Le Conseil Economique, Social et Environnemental a examiné en séance plénière deux études de la Délégation à la prospective et à l'évaluation des politiques publiques du CESE qui ne manquent pas d'intérêt dans la période actuelle notamment.
 

L'étude  "Méthode d'analyse des controverses au sein du CESEétait présentée par Michel Badré.
 

La démarche
 

L'idée de départ était  de comprendre les différences de points de vue avant de chercher à élaborer des compromis et trouver des consensus
 

Pour le rapporteur, la compréhension des arguments des uns et des autres est un préalable à une concertation constructive, permettant de sortir des situations de blocages parfois constatées : c’est une méthode de construction objective d’un « accord sur les points de désaccord », qu’il est proposé d’établir, en amont des concertations et décisions à prendre.
 

Pour autant, l’analyse de controverses ainsi abordée n’est pas une fin en soi : elle ne vise qu’à constituer une étape préalable au processus de prise de décision.
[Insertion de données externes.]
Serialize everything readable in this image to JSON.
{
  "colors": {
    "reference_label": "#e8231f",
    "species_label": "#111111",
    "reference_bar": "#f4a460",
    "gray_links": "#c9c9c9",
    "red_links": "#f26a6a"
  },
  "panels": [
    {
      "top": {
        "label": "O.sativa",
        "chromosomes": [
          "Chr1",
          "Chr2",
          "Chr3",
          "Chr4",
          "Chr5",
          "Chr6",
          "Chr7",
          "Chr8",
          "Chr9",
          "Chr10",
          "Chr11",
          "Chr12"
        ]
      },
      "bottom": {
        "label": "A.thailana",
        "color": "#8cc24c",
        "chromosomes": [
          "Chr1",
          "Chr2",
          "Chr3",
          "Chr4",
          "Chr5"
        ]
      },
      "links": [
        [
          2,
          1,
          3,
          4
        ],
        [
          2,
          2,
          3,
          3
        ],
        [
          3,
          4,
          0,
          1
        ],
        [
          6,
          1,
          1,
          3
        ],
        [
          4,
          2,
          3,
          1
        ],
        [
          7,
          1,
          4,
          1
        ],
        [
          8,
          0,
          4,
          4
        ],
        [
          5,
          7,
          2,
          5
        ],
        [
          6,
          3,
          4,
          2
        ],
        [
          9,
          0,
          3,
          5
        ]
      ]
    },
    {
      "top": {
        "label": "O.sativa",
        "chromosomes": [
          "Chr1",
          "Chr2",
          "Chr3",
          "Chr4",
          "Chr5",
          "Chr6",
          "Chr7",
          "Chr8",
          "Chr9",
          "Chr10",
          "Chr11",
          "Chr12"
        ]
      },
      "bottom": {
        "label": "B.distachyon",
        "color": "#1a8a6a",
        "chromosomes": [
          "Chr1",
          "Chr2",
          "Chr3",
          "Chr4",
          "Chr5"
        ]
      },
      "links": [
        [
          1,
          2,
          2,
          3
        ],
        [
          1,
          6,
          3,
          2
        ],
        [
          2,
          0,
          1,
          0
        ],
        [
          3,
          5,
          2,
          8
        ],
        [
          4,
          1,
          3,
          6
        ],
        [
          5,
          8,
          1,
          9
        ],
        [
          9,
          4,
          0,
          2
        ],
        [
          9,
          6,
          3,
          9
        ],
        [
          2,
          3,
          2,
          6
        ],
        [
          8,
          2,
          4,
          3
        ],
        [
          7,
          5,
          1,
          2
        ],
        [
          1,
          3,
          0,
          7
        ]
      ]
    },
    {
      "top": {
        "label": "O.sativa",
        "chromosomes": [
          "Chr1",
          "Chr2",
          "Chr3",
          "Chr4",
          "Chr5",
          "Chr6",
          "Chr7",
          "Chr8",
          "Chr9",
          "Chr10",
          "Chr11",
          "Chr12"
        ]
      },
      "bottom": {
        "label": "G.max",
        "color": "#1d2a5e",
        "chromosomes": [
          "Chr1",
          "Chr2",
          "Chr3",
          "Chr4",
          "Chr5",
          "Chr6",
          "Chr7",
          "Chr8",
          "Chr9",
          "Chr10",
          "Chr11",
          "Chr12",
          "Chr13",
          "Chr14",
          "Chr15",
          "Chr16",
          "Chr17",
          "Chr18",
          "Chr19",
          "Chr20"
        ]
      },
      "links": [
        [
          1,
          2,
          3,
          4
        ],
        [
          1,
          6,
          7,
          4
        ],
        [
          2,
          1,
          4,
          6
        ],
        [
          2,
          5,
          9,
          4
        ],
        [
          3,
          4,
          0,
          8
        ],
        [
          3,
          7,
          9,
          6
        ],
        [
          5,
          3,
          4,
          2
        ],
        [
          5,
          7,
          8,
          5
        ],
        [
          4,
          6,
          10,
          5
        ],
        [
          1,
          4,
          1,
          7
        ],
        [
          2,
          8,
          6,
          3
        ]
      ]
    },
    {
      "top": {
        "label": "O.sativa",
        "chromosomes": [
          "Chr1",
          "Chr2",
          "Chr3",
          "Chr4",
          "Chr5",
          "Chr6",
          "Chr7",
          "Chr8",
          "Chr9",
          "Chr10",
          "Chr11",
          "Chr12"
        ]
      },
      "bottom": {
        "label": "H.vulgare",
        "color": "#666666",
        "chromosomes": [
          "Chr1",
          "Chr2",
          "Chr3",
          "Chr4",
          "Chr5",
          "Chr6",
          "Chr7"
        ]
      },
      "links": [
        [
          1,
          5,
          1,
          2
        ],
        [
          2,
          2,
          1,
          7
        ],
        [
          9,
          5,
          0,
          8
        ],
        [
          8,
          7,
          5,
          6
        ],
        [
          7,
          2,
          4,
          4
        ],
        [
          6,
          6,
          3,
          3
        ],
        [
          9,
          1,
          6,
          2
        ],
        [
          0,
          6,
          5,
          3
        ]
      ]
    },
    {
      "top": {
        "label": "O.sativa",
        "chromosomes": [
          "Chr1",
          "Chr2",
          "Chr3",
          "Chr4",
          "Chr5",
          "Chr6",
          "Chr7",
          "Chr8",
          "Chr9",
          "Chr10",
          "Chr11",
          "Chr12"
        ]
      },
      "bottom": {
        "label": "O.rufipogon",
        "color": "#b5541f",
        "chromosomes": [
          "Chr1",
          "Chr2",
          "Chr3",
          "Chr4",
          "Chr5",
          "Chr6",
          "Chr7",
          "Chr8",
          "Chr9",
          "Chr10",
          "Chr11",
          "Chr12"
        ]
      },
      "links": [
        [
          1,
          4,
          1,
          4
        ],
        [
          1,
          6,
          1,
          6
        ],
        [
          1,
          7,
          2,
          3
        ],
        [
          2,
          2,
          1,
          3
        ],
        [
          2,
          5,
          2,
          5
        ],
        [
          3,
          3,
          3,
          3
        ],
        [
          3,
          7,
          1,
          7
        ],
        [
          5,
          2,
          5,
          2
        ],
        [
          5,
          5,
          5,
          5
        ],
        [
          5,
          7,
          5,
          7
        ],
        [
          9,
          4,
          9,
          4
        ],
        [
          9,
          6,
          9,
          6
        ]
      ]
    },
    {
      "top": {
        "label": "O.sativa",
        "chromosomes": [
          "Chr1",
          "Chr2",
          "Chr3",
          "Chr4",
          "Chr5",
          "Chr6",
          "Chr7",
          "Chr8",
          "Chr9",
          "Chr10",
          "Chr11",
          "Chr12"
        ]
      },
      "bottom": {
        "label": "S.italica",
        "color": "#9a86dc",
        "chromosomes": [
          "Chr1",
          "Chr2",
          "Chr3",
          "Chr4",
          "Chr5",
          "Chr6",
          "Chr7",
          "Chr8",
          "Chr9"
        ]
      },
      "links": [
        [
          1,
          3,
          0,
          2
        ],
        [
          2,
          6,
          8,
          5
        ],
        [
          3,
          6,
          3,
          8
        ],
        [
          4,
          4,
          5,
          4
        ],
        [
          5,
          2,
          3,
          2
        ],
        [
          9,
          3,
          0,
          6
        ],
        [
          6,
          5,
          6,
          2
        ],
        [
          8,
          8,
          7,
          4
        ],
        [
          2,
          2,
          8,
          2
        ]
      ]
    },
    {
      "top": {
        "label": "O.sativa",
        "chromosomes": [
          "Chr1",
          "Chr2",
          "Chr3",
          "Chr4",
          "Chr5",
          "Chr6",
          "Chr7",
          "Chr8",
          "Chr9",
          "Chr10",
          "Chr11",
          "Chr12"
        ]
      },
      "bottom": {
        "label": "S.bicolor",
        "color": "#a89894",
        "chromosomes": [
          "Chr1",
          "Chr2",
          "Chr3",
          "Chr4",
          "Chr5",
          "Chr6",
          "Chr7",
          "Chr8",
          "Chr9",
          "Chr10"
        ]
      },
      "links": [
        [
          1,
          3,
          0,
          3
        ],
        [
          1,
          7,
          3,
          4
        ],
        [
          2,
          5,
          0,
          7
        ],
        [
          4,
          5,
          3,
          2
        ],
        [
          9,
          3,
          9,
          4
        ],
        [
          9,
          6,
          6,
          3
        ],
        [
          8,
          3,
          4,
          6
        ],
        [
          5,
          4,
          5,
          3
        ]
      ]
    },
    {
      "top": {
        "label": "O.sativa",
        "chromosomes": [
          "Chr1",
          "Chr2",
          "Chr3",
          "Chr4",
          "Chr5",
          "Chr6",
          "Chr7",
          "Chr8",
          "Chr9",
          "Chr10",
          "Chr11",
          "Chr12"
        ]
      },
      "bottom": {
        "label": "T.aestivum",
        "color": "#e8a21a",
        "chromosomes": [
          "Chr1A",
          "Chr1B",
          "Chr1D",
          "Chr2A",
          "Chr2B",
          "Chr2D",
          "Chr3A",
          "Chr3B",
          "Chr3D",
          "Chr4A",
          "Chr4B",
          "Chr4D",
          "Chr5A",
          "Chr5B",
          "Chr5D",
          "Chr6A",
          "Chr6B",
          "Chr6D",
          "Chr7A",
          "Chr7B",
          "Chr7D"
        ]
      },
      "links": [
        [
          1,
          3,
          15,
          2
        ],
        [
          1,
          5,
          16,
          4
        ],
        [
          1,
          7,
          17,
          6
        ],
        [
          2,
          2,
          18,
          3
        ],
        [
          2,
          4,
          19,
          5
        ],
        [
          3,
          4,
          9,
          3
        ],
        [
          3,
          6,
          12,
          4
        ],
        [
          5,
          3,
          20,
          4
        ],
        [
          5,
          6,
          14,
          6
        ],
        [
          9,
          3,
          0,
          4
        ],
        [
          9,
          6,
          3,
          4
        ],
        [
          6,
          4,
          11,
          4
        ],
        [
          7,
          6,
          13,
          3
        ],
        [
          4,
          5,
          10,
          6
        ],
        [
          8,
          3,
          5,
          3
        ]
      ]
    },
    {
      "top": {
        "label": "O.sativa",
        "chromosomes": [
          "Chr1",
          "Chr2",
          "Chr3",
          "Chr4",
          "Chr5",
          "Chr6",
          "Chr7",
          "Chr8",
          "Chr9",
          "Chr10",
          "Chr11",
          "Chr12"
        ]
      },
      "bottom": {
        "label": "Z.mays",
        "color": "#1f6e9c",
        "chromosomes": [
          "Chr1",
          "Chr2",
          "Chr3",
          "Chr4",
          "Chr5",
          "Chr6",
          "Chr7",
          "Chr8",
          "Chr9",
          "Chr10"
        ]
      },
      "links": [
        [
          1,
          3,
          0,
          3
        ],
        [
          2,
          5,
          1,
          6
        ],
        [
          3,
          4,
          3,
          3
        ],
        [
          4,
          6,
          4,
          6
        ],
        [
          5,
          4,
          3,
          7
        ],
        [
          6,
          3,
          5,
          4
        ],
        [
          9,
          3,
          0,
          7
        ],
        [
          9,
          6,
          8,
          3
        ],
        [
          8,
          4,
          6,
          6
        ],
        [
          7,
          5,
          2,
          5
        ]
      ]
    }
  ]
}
Elle se situe ainsi dans la droite ligne des travaux en cours pour renforcer le rôle du CESE en matière de participation du public à l’élaboration des décisions.
 

Adaptée aux méthodes de travail du Conseil, elle vise à conforter les avis fournis au gouvernement et aux assemblées parlementaires, et à nourrir le débat citoyen.
 

Les pistes de réflexion
 

La démarche ayant conduit à la rédaction finale de l’étude a permis de mettre en évidence 7 champs nécessitant des précautions méthodologiques :
 

  • Une typologie particulière des sujets, justifiant, pour le CESE, une analyse de controverses : l’analyse de controverses n’apparaît utile que s’il existe un choix clair entre deux ou plusieurs options alternatives.
  • La formulation de la question : préciser au maximum la question permet de définir au mieux le champ d’investigation de la réflexion dans la suite de la démarche et exposer les choix qui ont conduit à retenir telle ou telle formulation.
  • Le poids relatif des critères (scientifiques, techniques, juridiques, économiques, éthiques…) : une analyse aussi objective que possible des arguments présentés en faveur ou en défaveur de chaque option, sans hiérarchisation des arguments est nécessaire.
  • Les sources : aucun élément ne peut être retenu dans une analyse de controverses s’il n’est pas argumenté et sourcé, et si son ou ses auteurs ne sont pas identifiés.
  • Une posture de « neutralité active » nécessaire : cette posture est complexe par nature et elle conduit à porter une grande attention à l’exigence et la précision apportées au choix des critères de comparaison des options.
  • La synthèse : il s’agit d’un élément essentiel, puisque c’est celui qui servira de base aux phases suivantes de préparation de projets d’avis ou d’études ou de contributions citoyennes

 

Les cinq étapes-clés de la demande d'analyse de controverses
 

1- L’opportunité d’une analyse de controverses, dans la préparation d’un avis ou d’une étude du Cese comme dans la conduite d’une opération de participation citoyenne, est à examiner dans chaque cas particulier. Elle dépendra bien sûr principalement des controverses identifiées comme importantes dans le thème traité, mais aussi du calendrier global de l’opération engagée. Cet examen d’opportunité devrait être conduit à l’occasion de la saisine elle-même, et son résultat intégré dans la note de saisine compte tenu de son importance pour la suite des travaux.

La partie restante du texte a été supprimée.